Thursday, 12 January 2012

Letters from Home





No, not a post about Sylvia Plath. But a post about where I write. Or rather one of my places.

This is my desk, it is quite compact, not a large surface area. Which considering the size of my handwriting can sometimes be a challenge. This is the long-hand writing surface. The land of pen and ink, or rather pen and cartridge, no computers allowed. This is where I write my formal letters and where I write on tomes of paper and cross out words with vigorous lines of dark coloured ink.

The slots are filled with envelopes, postcards and small items of beauty, hidden from the eye but not the mind. I know where each and every lovely card is stored waiting for the appropriate message or recipient. I sit here to write the postcards I send to my children at University. Small surfaces , maximum number of words' so they know I am thinking of them without overwhelming them with pages of  script that will remain unread.

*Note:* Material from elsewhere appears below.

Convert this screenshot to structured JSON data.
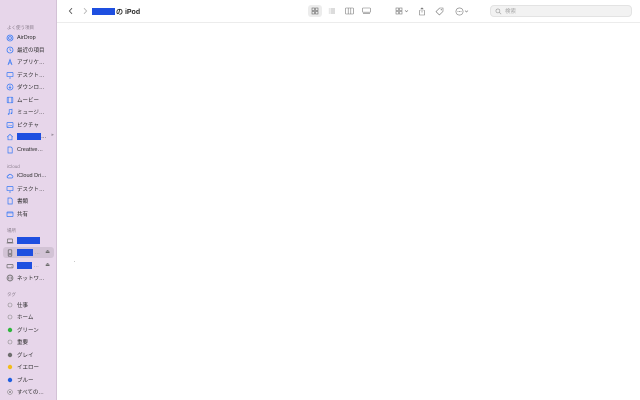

I remember receiving letters from my mother when at university. Always so welcome when going to the post table in halls and finding an envelope for you. My mother kept some of the letters I wrote home, now when re- reading them I do not recognise the person within, sometimes I do not remember believing so passionately in things I so clearly did. They mean so much more than a 'Like' on a facebook page.

The aspect I do recognise in letters from the past, is the handwriting. A person's personality and voice can with conjured up with their cursive script. The dot or teenage circle above the i. The loop of a y, the flourish of a kiss x. The typeface of qwerty does not convey the tone, the personality, in quite the same way.
Here , I also write my 'Thank You' letters. A subject that it is probably best not to start on. But suffice to say, delightful to receive and a little' thank you' goes a long way to being remembered with affection in the future. Carefully chosen words are received with special attention.

This desk , which belonged in my grandmother's house is sometimes appropriated by my daughter. I find this comforting.

It already bears childish marks from one of my sons.  But let me tell you a secret, darling boy, I know, and as I know you will not read this now, I hope you will one day find this on line; I forgive you. I will not actually ever try to remove your script, I understand that you wanted to make your mark. So now it is always there for me to see.The desk itself is not valuable only in a sentimental sense. To me , it is more valued that it is used and that you chose this surface to say ' hello'. The words you write now are more fluid and written with such style and delivery that I wish you well in the future, for I am sure words and writing will always be important to you and may even be your career path. Sometimes as parents we need to choose the battlefields. On this occasion there is no war to start.

So pen and ink, paper and envelope, stamps clasped in a ducks beak. All traditional ways of communicating in a modern world. But the mix is a good one. Each has its time and place.

Computers and blogging, writing and thinking . A stationary object full of stationery.